With their acquisition of Public Mobile, Telus will be shutting down the latter’s older network and replace it with the company’s faster 4G network. This means close to 280,000 customers will be forced to buy new cellphones ahead of the network switch coming in May.

According to the Globe and Mail, Public Mobile customers are upset with Telus’ decision to move to a new network, which has drawn criticism from Industry Minister James Moore, who commented while on a trade mission in Europe yesterday:

“Seems like an odd business decision to alienate thousands of Public Mobile users as you absorb Public Mobile itself,”

[…]

“Ultimately it’s a business decision I’ll leave for Telus to explain.”

Kevin Banderk, general manager of Public Mobile and the head of Telus’s Koodo brand, defended the company’s business decision by calling the move is “incredibly beneficial”:

“For a large majority of the customers, this is actually an incredibly beneficial move…To move from where they are today and, generally speaking, keep the price points where they are today onto a network that is of the latest and greatest technology – much more reliable, much faster data speeds and national in scope – is actually a good thing. We understand that the transition is a bit tricky and we’re doing everything we can to make that as easy as possible.”

“Public Mobile was in financial distress when we purchased it. They were losing a significant amount of money every month in large part [due] to the technology decisions they had made early on and the network they chose,” […]

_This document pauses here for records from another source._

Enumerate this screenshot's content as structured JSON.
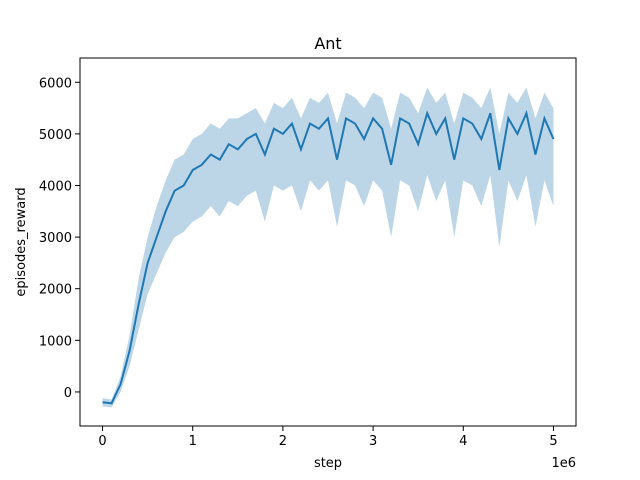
{
  "chart_data": {
    "type": "line",
    "title": "Ant",
    "xlabel": "step",
    "ylabel": "episodes_reward",
    "x_offset_label": "1e6",
    "color": "#1f77b4",
    "band_color": "#a6c8e0",
    "x": [
      0,
      100000,
      200000,
      300000,
      400000,
      500000,
      600000,
      700000,
      800000,
      900000,
      1000000,
      1100000,
      1200000,
      1300000,
      1400000,
      1500000,
      1600000,
      1700000,
      1800000,
      1900000,
      2000000,
      2100000,
      2200000,
      2300000,
      2400000,
      2500000,
      2600000,
      2700000,
      2800000,
      2900000,
      3000000,
      3100000,
      3200000,
      3300000,
      3400000,
      3500000,
      3600000,
      3700000,
      3800000,
      3900000,
      4000000,
      4100000,
      4200000,
      4300000,
      4400000,
      4500000,
      4600000,
      4700000,
      4800000,
      4900000,
      5000000
    ],
    "values": [
      -200,
      -220,
      150,
      800,
      1700,
      2500,
      3000,
      3500,
      3900,
      4000,
      4300,
      4400,
      4600,
      4500,
      4800,
      4700,
      4900,
      5000,
      4600,
      5100,
      5000,
      5200,
      4700,
      5200,
      5100,
      5300,
      4500,
      5300,
      5200,
      4900,
      5300,
      5100,
      4400,
      5300,
      5200,
      4800,
      5400,
      5000,
      5300,
      4500,
      5300,
      5200,
      4900,
      5400,
      4300,
      5300,
      5000,
      5400,
      4600,
      5300,
      4900
    ],
    "band_lower": [
      -280,
      -300,
      0,
      500,
      1200,
      1900,
      2300,
      2700,
      3000,
      3100,
      3300,
      3400,
      3600,
      3400,
      3700,
      3600,
      3800,
      3900,
      3300,
      4000,
      3900,
      4000,
      3500,
      4100,
      3900,
      4100,
      3200,
      4100,
      4000,
      3600,
      4100,
      3900,
      3000,
      4100,
      4000,
      3500,
      4200,
      3700,
      4100,
      3000,
      4100,
      4000,
      3600,
      4200,
      2800,
      4100,
      3700,
      4200,
      3200,
      4100,
      3600
    ],
    "band_upper": [
      -120,
      -150,
      300,
      1100,
      2200,
      3000,
      3600,
      4100,
      4500,
      4600,
      4900,
      5000,
      5200,
      5100,
      5300,
      5300,
      5400,
      5500,
      5200,
      5600,
      5500,
      5700,
      5300,
      5700,
      5600,
      5800,
      5200,
      5800,
      5700,
      5500,
      5800,
      5700,
      5100,
      5800,
      5700,
      5400,
      5900,
      5600,
      5800,
      5200,
      5800,
      5700,
      5500,
      5900,
      5000,
      5800,
      5600,
      5900,
      5300,
      5800,
      5500
    ],
    "xlim": [
      -250000,
      5250000
    ],
    "ylim": [
      -660,
      6470
    ],
    "xticks": [
      0,
      {
        "value": 1000000,
        "label": "1"
      },
      {
        "value": 2000000,
        "label": "2"
      },
      {
        "value": 3000000,
        "label": "3"
      },
      {
        "value": 4000000,
        "label": "4"
      },
      {
        "value": 5000000,
        "label": "5"
      }
    ],
    "yticks": [
      0,
      1000,
      2000,
      3000,
      4000,
      5000,
      6000
    ]
  }
}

“So, as part of the plan to sort of rectify this, we are moving customers from that old, very small regional legacy network to our new national 4G network.”

Public Mobile customers have filed complaints with the Commissioner for Complaints for Telecommunications Services, an ombuds office which deal with telecom complaints. This is the same office where wireless customers can lodge cases to fight charges of being billed an extra month when cancelling and not giving 30 days notice.

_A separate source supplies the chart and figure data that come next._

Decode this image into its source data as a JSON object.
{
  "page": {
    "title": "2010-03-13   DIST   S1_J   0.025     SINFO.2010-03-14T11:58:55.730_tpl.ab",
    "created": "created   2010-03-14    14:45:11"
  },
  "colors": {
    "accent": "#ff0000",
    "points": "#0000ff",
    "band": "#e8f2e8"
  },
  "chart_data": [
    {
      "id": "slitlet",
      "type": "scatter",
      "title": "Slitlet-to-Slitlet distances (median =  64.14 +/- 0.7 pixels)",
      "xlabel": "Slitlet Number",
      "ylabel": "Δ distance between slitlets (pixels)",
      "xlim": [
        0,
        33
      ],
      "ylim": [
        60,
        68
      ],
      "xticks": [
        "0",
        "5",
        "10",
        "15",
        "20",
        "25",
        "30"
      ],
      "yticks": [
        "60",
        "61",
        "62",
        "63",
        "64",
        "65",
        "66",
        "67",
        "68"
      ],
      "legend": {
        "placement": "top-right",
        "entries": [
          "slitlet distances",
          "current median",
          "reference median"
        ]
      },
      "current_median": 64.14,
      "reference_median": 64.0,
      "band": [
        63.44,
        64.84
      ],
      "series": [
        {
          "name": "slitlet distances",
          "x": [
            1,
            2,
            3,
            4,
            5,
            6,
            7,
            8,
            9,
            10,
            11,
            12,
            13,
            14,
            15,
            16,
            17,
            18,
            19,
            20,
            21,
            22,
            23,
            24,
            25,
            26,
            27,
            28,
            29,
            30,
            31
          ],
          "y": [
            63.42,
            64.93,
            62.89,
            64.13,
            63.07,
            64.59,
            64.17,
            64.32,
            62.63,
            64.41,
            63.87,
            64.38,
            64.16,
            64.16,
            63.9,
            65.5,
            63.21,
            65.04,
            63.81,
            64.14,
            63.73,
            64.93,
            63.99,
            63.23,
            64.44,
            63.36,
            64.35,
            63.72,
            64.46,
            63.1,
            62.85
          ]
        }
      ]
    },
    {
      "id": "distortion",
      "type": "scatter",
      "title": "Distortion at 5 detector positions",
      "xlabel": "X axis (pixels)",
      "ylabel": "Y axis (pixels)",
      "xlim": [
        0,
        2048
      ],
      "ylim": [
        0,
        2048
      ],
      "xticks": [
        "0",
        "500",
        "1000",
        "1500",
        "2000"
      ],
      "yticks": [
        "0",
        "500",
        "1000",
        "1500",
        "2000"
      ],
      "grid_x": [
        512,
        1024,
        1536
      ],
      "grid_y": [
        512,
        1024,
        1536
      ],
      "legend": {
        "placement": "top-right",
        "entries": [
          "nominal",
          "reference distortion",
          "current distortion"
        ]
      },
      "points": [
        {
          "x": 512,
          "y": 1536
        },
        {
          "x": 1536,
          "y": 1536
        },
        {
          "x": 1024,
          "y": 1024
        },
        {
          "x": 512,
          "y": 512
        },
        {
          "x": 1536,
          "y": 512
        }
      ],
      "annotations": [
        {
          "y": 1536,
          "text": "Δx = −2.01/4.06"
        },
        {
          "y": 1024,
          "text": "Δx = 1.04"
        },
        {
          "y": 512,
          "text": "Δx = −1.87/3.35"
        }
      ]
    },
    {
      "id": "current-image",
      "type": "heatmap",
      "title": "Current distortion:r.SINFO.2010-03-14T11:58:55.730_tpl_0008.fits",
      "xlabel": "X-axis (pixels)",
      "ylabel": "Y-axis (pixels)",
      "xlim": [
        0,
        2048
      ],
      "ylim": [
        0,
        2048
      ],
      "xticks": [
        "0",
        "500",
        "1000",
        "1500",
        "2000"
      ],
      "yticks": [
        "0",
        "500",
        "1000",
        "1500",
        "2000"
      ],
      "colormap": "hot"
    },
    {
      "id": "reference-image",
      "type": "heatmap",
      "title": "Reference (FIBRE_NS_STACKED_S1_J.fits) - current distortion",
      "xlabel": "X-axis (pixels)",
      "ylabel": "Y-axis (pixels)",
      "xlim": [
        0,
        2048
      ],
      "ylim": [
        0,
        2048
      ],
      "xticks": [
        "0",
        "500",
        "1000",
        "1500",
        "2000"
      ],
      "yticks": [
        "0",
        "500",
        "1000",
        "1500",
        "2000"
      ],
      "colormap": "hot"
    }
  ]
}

John Lawford from Public Interest Advocacy Centre in Ottawa, says they are “concerned” about Public Mobile’s “cost conscious customers” incurring costs with the Telus move.

Lawford argues it was a “foreseeable” outcome the networks would be merged and the Competition Bureau should get Telus to supply replacement phones free of charge, since the cost of new phones would be a burden on low-income customers.

When the Competition Bureau approved the Telus acquisition of Public Mobile last fall, it issued the former a ‘no action letter. Telus said it would continue to offer Public Mobile’s $19/month ‘unlimited talk’ plan at least until the end of 2014. Recently, Telus increased the price of select Public Mobile plans by $5/month, in line with other incumbent moves.

The Competition Bureau wouldn’t comment on its private review of Telus and Public Mobile, but did say:

“As the vast majority of Canadian wireless subscribers are served by three national incumbent providers, the Bureau will continue to closely monitor the evolution of competition in Canada’s wireless telecommunications industry, and will take action where appropriate.”

Wind Mobile CEO Anthony Lacavera said his company will offer incentives and promotions to Public Mobile customers to help “ease their pain” from the Telus transition. He added “incumbents have shown their true colours,” and recent wireless industry changes have shown “the strength of the oligopoly.”